La contramedida es un reloj, no una sensación

Como no puedes autoevaluarte estando en ese estado, la regla no puede depender de la autoevaluación. Tiene que estar fijada de antemano, en unidades que no exijan criterio.

Una hora de cierre de sesión sin excepciones. Elige una hora a partir de la cual no colocas ninguna orden nueva. Las posiciones abiertas pueden conservar sus stops y objetivos, que para eso están puestos. Si el setup aparece a las 01:30 y tu corte es la medianoche, ese setup no existe para ti.

Un bloque máximo de pantalla. Algo así como 90 minutos, y después una pausa lejos de la pantalla. Pon un temporizador que no esté en el mismo dispositivo que la plataforma.

Una alerta configurada en lugar de una guardia. Si te estás quedando despierto para vigilar un nivel, ese es el trabajo que hace una alerta. Esperar frente a la pantalla a que llegue un nivel convierte una decisión en cientos de oportunidades de tomar otra distinta.

Saca la salida de tu atención. Un stop y un objetivo que ya están en el mercado no exigen que estés despierto ni despejado. La regla de salida de Indikora funciona así: un stop chandelier en el precio máximo desde la entrada menos 3 x ATR, definido en la entrada y actualizado por la regla y no por ti a las 2 de la madrugada.

El Coach de Indikora etiqueta cada decisión como racional, FOMO, venganza, fatiga, exceso de confianza u overtrading, y la fatiga se marca a partir del patrón horario alrededor de tus ejecuciones.

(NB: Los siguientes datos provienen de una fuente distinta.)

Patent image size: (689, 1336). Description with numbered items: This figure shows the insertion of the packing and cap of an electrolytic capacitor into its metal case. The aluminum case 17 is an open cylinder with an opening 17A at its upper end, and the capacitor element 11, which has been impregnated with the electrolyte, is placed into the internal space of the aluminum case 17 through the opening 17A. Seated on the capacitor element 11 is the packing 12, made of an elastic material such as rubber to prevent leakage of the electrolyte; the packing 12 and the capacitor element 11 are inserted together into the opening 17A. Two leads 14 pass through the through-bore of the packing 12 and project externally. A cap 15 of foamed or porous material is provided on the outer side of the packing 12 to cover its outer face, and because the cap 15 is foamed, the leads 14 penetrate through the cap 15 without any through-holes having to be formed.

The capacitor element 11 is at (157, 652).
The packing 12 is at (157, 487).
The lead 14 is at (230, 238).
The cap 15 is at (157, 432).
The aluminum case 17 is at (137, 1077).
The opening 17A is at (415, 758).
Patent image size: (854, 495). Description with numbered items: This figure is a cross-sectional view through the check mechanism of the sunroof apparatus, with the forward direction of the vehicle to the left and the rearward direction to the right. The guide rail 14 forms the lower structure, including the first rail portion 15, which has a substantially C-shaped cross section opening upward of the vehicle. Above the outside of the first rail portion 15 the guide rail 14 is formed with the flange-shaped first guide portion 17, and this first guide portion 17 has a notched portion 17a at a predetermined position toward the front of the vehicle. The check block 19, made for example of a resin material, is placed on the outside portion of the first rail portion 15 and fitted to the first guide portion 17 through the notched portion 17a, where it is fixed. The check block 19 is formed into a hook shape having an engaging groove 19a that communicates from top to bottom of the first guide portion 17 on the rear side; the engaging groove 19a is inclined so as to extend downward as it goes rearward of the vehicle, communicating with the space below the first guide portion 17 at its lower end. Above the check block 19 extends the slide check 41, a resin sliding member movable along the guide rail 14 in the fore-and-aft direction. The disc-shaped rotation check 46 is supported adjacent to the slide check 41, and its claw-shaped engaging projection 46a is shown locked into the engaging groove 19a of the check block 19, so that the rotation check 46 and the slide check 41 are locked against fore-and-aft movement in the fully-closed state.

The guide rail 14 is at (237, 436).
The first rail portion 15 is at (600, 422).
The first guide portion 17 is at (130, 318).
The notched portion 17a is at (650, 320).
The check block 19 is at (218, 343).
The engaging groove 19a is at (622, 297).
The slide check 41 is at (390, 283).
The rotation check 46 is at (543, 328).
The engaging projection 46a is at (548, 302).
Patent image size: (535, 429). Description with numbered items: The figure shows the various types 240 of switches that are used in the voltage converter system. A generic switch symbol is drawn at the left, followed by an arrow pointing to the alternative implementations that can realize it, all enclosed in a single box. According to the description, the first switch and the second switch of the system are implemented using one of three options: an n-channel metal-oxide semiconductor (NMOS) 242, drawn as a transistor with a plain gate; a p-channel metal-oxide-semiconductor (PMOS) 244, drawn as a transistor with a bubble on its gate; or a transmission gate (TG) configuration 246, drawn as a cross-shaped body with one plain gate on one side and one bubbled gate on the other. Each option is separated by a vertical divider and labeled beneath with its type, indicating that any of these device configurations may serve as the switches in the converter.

Si la mayoría de tus operaciones de R negativa se concentran en una ventana de dos horas, eso se arregla con el horario, no con la estrategia.

La operación que no tomaste

Los traders se resisten al corte porque parece dejar dinero encima de la mesa. Compruébalo en lugar de discutirlo. Durante un mes, registra los setups que te saltaste por la regla horaria y anota qué habrían hecho.

La mayoría descubre que ese conjunto descartado sale casi plano, y que la regla no les costó nada mientras eliminaba las mayores pérdidas de la muestra. Eso ya es un buen intercambio en sí mismo: cediste la media y te quedaste con la cola.

Estar cansado no es un fallo de disciplina y no hace falta tratarlo como tal. Es un estado con efectos conocidos sobre el juicio, y la respuesta estándar a un estado que no puedes detectar desde dentro es decidir de antemano qué harás cuando llegue.

Idea clave

La fatiga no hace que te sientas incapaz de operar, hace que no puedas notar que no deberías, y por eso el corte tiene que ser un reloj y no un juicio.

Compruébalo

¿Por qué una hora de corte fija es más fiable que decidir cada noche si estás demasiado cansado para operar?
¿Qué se degrada primero en concreto cuando estás cansado frente a la pantalla?
Práctica

Agrupa tus últimas 50 operaciones cerradas por la hora a la que las abriste y localiza la ventana de dos horas con la peor R media.